To Paris with Love is a 1955 British comedy film directed by Robert Hamer and starring Alec Guinness, Odile Versois and Vernon Gray.[1][2]

To Paris with Love
Directed byRobert Hamer
Produced byAntony Darnborough
Screenplay byRobert Buckner
Story bySterling Noel
StarringAlec Guinness
Music byEdwin Astley
CinematographyReginald H. Wyer
Edited byAnne V. Coates
Distributed byGeneral Film Distributors (UK)
Release date
  • 11 January 1955 (1955-01-11) (UK)
Running time
78 min.
CountryUnited Kingdom


A father and son play matchmaker for each other during a trip to Paris.[1]

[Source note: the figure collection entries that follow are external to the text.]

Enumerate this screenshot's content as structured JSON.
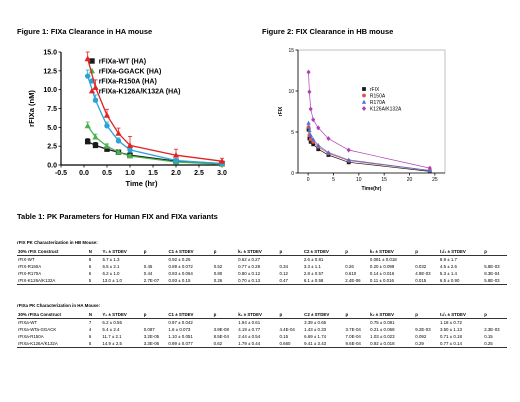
{
  "chart_data": [
    {
      "type": "line",
      "title": "Figure 1: FIXa Clearance in HA mouse",
      "xlabel": "Time (hr)",
      "ylabel": "rFIXa (nM)",
      "xlim": [
        -0.5,
        3.0
      ],
      "ylim": [
        0,
        15
      ],
      "xticks": [
        "-0.5",
        "0.0",
        "0.5",
        "1.0",
        "1.5",
        "2.0",
        "2.5",
        "3.0"
      ],
      "yticks": [
        "0.0",
        "2.5",
        "5.0",
        "7.5",
        "10.0",
        "12.5",
        "15.0"
      ],
      "legend_position": "top-right",
      "series": [
        {
          "name": "rFIXa-WT (HA)",
          "color": "#1a1a1a",
          "marker": "square",
          "x": [
            0.08,
            0.25,
            0.5,
            0.75,
            1.0,
            2.0,
            3.0
          ],
          "y": [
            3.1,
            2.6,
            2.1,
            1.7,
            1.3,
            0.5,
            0.2
          ],
          "err": [
            0.4,
            0.4,
            0.3,
            0.3,
            0.2,
            0.1,
            0.1
          ]
        },
        {
          "name": "rFIXa-GGACK (HA)",
          "color": "#4caf50",
          "marker": "triangle",
          "x": [
            0.08,
            0.25,
            0.5,
            0.75,
            1.0,
            2.0,
            3.0
          ],
          "y": [
            5.2,
            3.7,
            2.5,
            1.7,
            1.2,
            0.4,
            0.1
          ],
          "err": [
            0.5,
            0.4,
            0.3,
            0.2,
            0.2,
            0.1,
            0.1
          ]
        },
        {
          "name": "rFIXa-R150A (HA)",
          "color": "#29a3d8",
          "marker": "circle",
          "x": [
            0.08,
            0.25,
            0.5,
            0.75,
            1.0,
            2.0,
            3.0
          ],
          "y": [
            11.8,
            8.6,
            5.2,
            3.2,
            2.0,
            0.6,
            0.2
          ],
          "err": [
            0.8,
            0.7,
            0.5,
            0.4,
            0.3,
            0.2,
            0.1
          ]
        },
        {
          "name": "rFIXa-K126A/K132A (HA)",
          "color": "#e32222",
          "marker": "triangle",
          "x": [
            0.08,
            0.25,
            0.5,
            0.75,
            1.0,
            2.0,
            3.0
          ],
          "y": [
            14.1,
            10.3,
            6.6,
            4.2,
            2.6,
            1.3,
            0.5
          ],
          "err": [
            0.9,
            1.0,
            0.8,
            0.7,
            1.2,
            0.8,
            0.4
          ]
        }
      ]
    },
    {
      "type": "line",
      "title": "Figure 2: FIX Clearance in HB mouse",
      "xlabel": "Time(hr)",
      "ylabel": "rFIX",
      "xlim": [
        -2,
        27
      ],
      "ylim": [
        0,
        15
      ],
      "xticks": [
        "0",
        "5",
        "10",
        "15",
        "20",
        "25"
      ],
      "yticks": [
        "0",
        "5",
        "10",
        "15"
      ],
      "legend_position": "right",
      "series": [
        {
          "name": "rFIX",
          "color": "#1a1a1a",
          "marker": "square",
          "x": [
            0.08,
            0.25,
            0.5,
            1,
            2,
            4,
            8,
            24
          ],
          "y": [
            5.3,
            4.2,
            3.8,
            3.5,
            2.9,
            2.2,
            1.3,
            0.2
          ]
        },
        {
          "name": "R150A",
          "color": "#e35050",
          "marker": "circle",
          "x": [
            0.08,
            0.25,
            0.5,
            1,
            2,
            4,
            8,
            24
          ],
          "y": [
            5.6,
            4.6,
            4.1,
            3.8,
            3.2,
            2.4,
            1.5,
            0.3
          ]
        },
        {
          "name": "R170A",
          "color": "#4a6fd8",
          "marker": "triangle",
          "x": [
            0.08,
            0.25,
            0.5,
            1,
            2,
            4,
            8,
            24
          ],
          "y": [
            6.1,
            5.2,
            4.6,
            4.1,
            3.4,
            2.5,
            1.6,
            0.3
          ]
        },
        {
          "name": "K126A/K132A",
          "color": "#b040b8",
          "marker": "diamond",
          "x": [
            0.08,
            0.25,
            0.5,
            1,
            2,
            4,
            8,
            24
          ],
          "y": [
            12.3,
            9.9,
            7.8,
            6.5,
            5.5,
            4.2,
            2.8,
            0.6
          ]
        }
      ]
    }
  ],
  "table": {
    "title": "Table 1:  PK Parameters for Human FIX and FIXa variants",
    "sections": [
      {
        "title": "rFIX PK Characterization in HB Mouse:",
        "headers": [
          "30% rFIX Construct",
          "N",
          "Y₀ ± STDEV",
          "p",
          "C1 ± STDEV",
          "p",
          "k₁ ± STDEV",
          "p",
          "C2 ± STDEV",
          "p",
          "k₂ ± STDEV",
          "p",
          "t₁/₂ ± STDEV",
          "p"
        ],
        "rows": [
          [
            "rFIX-WT",
            "8",
            "5.7 ± 1.3",
            "",
            "0.92 ± 0.25",
            "",
            "0.62 ± 0.27",
            "",
            "2.6 ± 0.81",
            "",
            "0.081 ± 0.018",
            "",
            "8.9 ± 1.7",
            ""
          ],
          [
            "rFIX-R150A",
            "6",
            "6.5 ± 2.1",
            "0.45",
            "0.89 ± 0.072",
            "0.52",
            "0.77 ± 0.28",
            "0.34",
            "3.3 ± 1.1",
            "0.26",
            "0.20 ± 0.099",
            "0.032",
            "4.5 ± 2.6",
            "5.8E-03"
          ],
          [
            "rFIX-R170A",
            "6",
            "6.2 ± 1.0",
            "0.44",
            "0.83 ± 0.064",
            "0.80",
            "0.80 ± 0.12",
            "0.12",
            "2.8 ± 0.57",
            "0.610",
            "0.14 ± 0.016",
            "4.9E-03",
            "5.3 ± 1.4",
            "8.3E-04"
          ],
          [
            "rFIX-K126A/K132A",
            "5",
            "13.0 ± 1.0",
            "2.7E-07",
            "0.93 ± 0.15",
            "0.26",
            "0.70 ± 0.13",
            "0.47",
            "6.1 ± 0.58",
            "2.4E-06",
            "0.11 ± 0.016",
            "0.015",
            "6.5 ± 0.90",
            "5.8E-03"
          ]
        ]
      },
      {
        "title": "rFIXa PK Characterization in HA Mouse:",
        "headers": [
          "30% rFIXa Construct",
          "N",
          "Y₀ ± STDEV",
          "p",
          "C1 ± STDEV",
          "p",
          "k₁ ± STDEV",
          "p",
          "C2 ± STDEV",
          "p",
          "k₂ ± STDEV",
          "p",
          "t₁/₂ ± STDEV",
          "p"
        ],
        "rows": [
          [
            "rFIXa-WT",
            "7",
            "6.2 ± 0.55",
            "",
            "0.97 ± 0.042",
            "",
            "1.94 ± 0.61",
            "",
            "3.39 ± 0.65",
            "",
            "0.75 ± 0.081",
            "",
            "1.18 ± 0.72",
            ""
          ],
          [
            "rFIXa-WTa-GGACK",
            "4",
            "5.4 ± 2.4",
            "0.087",
            "1.6 ± 0.073",
            "3.9E-08",
            "4.19 ± 0.77",
            "4.4E-04",
            "1.43 ± 0.33",
            "3.7E-04",
            "0.21 ± 0.068",
            "9.2E-03",
            "3.50 ± 1.13",
            "2.3E-03"
          ],
          [
            "rFIXa-R150A",
            "6",
            "11.7 ± 2.1",
            "3.2E-05",
            "1.10 ± 0.051",
            "8.5E-04",
            "2.44 ± 0.54",
            "0.15",
            "6.69 ± 1.74",
            "7.0E-04",
            "1.03 ± 0.023",
            "0.092",
            "0.71 ± 0.18",
            "0.15"
          ],
          [
            "rFIXa-K126A/K132A",
            "5",
            "14.9 ± 2.5",
            "3.3E-06",
            "0.99 ± 0.077",
            "0.62",
            "1.79 ± 0.44",
            "0.660",
            "9.41 ± 3.43",
            "9.6E-04",
            "0.92 ± 0.018",
            "0.29",
            "0.77 ± 0.14",
            "0.25"
          ]
        ]
      }
    ]
  }
}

  • Alec Guinness as Col. Sir Edgar Fraser
  • Odile Versois as Lizette Marconne
  • Vernon Gray as John Fraser
  • Elina Labourdette as Sylvia Gilbert
  • Jacques François as Victor de Colville
  • Austin Trevor as Leon de Colville
  • Jacques Brunius as Aristide Marconnet
  • Claude Romain as Georges Duprez
  • Maureen Davis as Suzanne de Colville
  • Mollie Hartley Milburn as Madame Alvarez
  • Michael Anthony as Pierre
  • Pamela Stirling as Madame Marconnet
  • Claude Collier as Solo Drummer, Cabaret Act
  • George Lafaye Company as Cabaret Act

Critical reception

In a contemporary review, The New York Times wrote, "the screen play by Robert Buckner about a Scottish gentleman and his son who visit Paris and have mild infatuations, the son with an older woman and the father with a girl, is an obvious and strained stab at humor, almost empty of wit or irony. And the performance of Mr. Guinness in it is perhaps the most pallid and listless he has ever turned in. These are hard words to utter about Mr. Guinness and one of his films, but the lack of his customary vigor is so evident that the words cannot be withheld. Except for occasional moments, when Mr. Guinness takes sudden spurts at farce—such as getting his suspenders caught in a hotel-room door or finding himself entangled in a badminton net—he walks through his slight romantic pretense as though he were either ill or bored. His director, Robert Hamer, must share the responsibility, too, for the pace and invention in creation are conspicuously slow and undefined".[3] More recently, the Radio Times applauded the film as "An amiable, light-hearted exercise in postwar "naughtiness"...enlivened by Guinness's engaging performance, reunited as he is with his Kind Hearts and Coronets director Robert Hamer, and a screenplay of sweet charm from Warner Bros veteran Robert Buckner. Both the leading lady, lovely Odile Versois, and Paris itself are delightful in mid-1950s Technicolor, and this movie, though slight, is often shamefully underrated."[4]